M. Stilwell (Deputy Chair): Just to add to what they’re saying, it is about the eligibility criteria. When you look at how many young individuals are being diagnosed with autism, it doesn’t necessarily mean they qualify for CLBC’s services. They use the DSM-5, and they need an actual IQ, and they have to do the testing. It has to be up to date before you transition into CLBC funding. That’s why there’s the additional testing required.

B. Nichols: And it’s not always just individuals with intellectual disabilities. We also have that PSI piece, where we’re looking at reassessing kids with FASD and also ASD. Again, that’s what bulks our caseload.

O. Jaswal: And for children with autism spectrum disorder, in many cases, they’ve never had a psychological assessment because the health authorities don’t always provide it as part of their diagnostic package.

M. Stilwell (Deputy Chair): Because they might have been diagnosed when they were three or five.

N. Simons (Chair): Okay, thank you.

Teresa.

T. Wat: Actually, my issues were raised by Michelle already.

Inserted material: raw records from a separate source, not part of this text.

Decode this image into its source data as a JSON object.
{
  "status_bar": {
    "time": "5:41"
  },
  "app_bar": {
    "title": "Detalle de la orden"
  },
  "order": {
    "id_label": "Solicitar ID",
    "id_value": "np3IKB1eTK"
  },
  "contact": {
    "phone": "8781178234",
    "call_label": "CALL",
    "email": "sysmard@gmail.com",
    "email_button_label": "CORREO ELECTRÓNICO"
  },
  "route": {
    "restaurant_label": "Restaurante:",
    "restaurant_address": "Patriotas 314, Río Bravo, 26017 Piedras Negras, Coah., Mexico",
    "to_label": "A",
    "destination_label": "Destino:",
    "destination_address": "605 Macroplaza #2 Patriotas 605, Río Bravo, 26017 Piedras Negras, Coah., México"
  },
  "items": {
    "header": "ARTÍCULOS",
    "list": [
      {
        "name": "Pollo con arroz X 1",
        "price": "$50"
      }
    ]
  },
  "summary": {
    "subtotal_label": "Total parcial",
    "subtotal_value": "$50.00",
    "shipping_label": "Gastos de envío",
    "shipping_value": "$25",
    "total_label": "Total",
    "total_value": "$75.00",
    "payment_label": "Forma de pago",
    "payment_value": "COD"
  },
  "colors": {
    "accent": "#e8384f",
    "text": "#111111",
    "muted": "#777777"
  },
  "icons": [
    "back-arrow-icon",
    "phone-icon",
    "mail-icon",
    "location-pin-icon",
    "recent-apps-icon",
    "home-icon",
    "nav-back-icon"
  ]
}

R. Leonard: Thank you so much for your presentation. You’ve really put the flesh on the bones for some of the things that we’ve been hearing around the different criteria and the need for better integration of services, because you’re living with those challenges. Just know that you are very much appreciated — that the challenges that you face are challenging for you too, on a daily basis.

N. Simons (Chair): We’re really glad to have this opportunity. We’re here, obviously — I said this before — because we don’t think things are perfect. Our goal is to try and improve the system, and what you’ve offered and what other witnesses today have offered are going to be helpful, as we deliberate and make recommendations to government. So thank you very much.

With that, Members, I will adjourn this committee meeting, with your unanimous approval, which seems to be forthcoming.

Thank you. We’re adjourned.

The committee adjourned at 5:49 p.m.